Espiar a su marido era humillante, pero la incertidumbre dolía más. María asintió.

Se refugiaron en la librería frente al restaurante, fingiendo ojear libros. Cuarenta minutos después, Alejandro y su acompañante aparecieron. Ella era una morena elegante, de unos treinta años, figura esbelta.

—Se van —susurró Laura.

Manteniendo distancia, las siguió. Afuera, la mujer subió a un taxi. Alejandro le abrió la puerta, se despidieron con un apretón de manos, nada más. El coche partió. Él se quedó en el parking, hizo una llamada y luego tomó otro taxi.

—Sigámosle —dijo María.

Su taxi siguió al de Alejandro hasta la Torre Azul, donde estaba la oficina de su empresa. Dentro, habló brevemente con la recepcionista antes de entrar en el despacho de su jefe.

—Quizá cancelaron el viaje —sugirió Laura.
—Entonces, ¿quién es ella? ¿Y por qué no me llamó?

Esperaron. Media hora después, Alejandro salió con una carpeta y bajó las escaleras. María y Laura se escondieron tras una columna y corrieron a buscar otro taxi.

—A casa —le dijo María al conductor. Acertó: el taxi de Alejandro se detuvo frente a su edificio. María dejó ir a Laura y subió sola.

Alejandro estaba en la cocina, revisando su portátil.

—¡María! ¿Ya en casa? —Parecía genuinamente sorprendido.
—Como ves —respondió ella, fría—. ¿No debías estar volando?

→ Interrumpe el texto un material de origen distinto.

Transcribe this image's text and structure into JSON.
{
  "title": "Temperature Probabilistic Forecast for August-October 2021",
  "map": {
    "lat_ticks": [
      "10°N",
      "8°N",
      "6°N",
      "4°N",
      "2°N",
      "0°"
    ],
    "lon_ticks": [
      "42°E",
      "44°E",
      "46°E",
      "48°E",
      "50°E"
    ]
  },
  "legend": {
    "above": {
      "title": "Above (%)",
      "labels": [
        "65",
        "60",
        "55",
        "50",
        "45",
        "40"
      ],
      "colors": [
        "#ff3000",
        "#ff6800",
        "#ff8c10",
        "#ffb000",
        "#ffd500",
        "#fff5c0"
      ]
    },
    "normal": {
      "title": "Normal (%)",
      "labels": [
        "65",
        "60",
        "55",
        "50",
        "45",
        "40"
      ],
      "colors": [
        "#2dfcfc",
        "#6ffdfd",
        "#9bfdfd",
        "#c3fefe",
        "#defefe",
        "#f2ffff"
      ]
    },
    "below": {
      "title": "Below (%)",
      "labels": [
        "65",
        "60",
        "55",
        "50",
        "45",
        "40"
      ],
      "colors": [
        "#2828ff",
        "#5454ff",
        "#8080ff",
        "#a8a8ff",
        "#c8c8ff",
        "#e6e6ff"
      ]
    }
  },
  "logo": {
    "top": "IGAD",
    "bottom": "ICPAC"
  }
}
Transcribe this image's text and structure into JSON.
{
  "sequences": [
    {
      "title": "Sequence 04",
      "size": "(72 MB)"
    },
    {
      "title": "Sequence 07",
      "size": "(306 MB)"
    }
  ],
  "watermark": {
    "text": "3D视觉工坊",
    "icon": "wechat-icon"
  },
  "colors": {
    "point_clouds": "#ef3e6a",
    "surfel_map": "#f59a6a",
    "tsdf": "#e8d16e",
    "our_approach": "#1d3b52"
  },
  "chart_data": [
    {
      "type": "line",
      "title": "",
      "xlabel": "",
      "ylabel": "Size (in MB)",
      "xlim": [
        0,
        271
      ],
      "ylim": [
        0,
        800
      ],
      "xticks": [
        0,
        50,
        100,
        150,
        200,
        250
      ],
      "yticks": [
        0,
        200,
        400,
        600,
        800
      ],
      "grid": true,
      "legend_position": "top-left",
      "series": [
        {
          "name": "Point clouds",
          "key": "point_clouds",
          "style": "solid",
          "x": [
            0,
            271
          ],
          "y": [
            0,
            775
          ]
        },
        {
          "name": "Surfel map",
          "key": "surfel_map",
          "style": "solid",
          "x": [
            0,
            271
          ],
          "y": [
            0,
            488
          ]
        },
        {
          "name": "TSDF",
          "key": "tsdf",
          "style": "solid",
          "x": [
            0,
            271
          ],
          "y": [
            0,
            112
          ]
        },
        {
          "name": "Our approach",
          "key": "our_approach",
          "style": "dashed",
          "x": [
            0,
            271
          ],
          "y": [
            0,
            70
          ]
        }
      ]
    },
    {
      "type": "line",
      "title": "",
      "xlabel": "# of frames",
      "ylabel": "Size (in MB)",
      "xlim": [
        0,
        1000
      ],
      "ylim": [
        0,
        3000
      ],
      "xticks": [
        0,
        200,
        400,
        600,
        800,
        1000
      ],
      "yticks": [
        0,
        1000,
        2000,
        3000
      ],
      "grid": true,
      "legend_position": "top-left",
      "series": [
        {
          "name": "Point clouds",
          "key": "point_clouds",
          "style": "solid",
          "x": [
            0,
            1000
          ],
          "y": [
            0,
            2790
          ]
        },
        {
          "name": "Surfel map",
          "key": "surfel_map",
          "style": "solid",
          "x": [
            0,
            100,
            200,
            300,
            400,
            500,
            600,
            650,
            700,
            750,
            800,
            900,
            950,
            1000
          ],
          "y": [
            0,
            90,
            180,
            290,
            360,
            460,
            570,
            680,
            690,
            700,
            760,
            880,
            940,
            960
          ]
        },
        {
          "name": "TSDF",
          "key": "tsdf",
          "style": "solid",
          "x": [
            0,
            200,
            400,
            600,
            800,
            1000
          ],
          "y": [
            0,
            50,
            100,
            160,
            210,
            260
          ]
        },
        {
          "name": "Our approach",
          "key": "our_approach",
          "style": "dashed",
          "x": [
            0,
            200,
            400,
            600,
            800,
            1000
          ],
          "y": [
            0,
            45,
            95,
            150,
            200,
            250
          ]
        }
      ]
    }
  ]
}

Se tensó. —Cancelaron el viaje a última hora. Iba a llamarte, pero fue un caos.
—¿Tan caos como para no mandar un mensaje?
—Lo siento. —Bajó la mirada. María se sentó frente a él.
—¿Quién es, Alejandro?
—¿Quién? —frunció el ceño.
—La mujer con la que comías en La Almendra.

Se le borró el color de la cara. —¿Me seguiste?
—No. Te vi por casualidad.

El silencio se alargó. Al fin, habló: —No es lo que piensas.
—¿Y qué debo pensar? Dijiste que volabas, y en vez de eso estás con otra.

Se llama Ana Belén. Representa a unos inversores alemanes.
—¿Y por eso mentiste?
—No mentí. Cancelaron el viaje cuando ya estaba en el aeropuerto. Mi jefe llamó: una inversora pasaba por la ciudad. Tuve que reunirme con ella.
—¿Por qué no me lo dijiste?

Dudó. —Porque… no era una reunión normal.

A María se le encogió el corazón. —Lo sabía.
—¡No, no así! Mi jefe me dijo: si la convenzo de firmar con condiciones especiales, me ascienden a director de ventas.
—¿Y ni un mensaje me mandaste?

Quería sorprenderte si salía bien. Si no, ¿para qué preocuparte?
—¿Salió bien? —preguntó María.

Alejandro sonrió. —Sí. Firmó un acuerdo preliminar. La delegación viene el mes que viene.

Aún desconfiaba. Abrió la carpeta: dentro estaba el contrato, firmado por Ana Belén Müller. Luego sacó una caja de terciopelo; dentro, un collar de zafiros que ella había admirado meses atrás.

—Lo compré la semana pasada. Iba a dártelo esta noche, con la noticia.

Su enfado menguó, pero una duda persistía: —¿Por qué parecías tan feliz con ella?
—Era alivio, nada más. Aceptó nuestras condiciones.

Le apretó la mano. —Eres la única mujer en mi vida. Mis viajes son reales.

Quería creerle. —Voy a preguntarte dos cosas.
—Lo que sea.
—¿Qué comieron?
—Ella pidió ensalada de la casa y solomillo con salsa de trufa. Yo, el pescado.
—¿De qué más hablaron?
—De cultura española. Le encanta el flamenco.

Al día siguiente, mientras desayunaban, Alejandro le pasó el móvil con una sonrisa y le dijo: “Guárdalo tú, para que nunca más dudes de mí”, y en ese momento, María supo que el verdadero viaje era el que habían emprendido juntos hacia la confianza.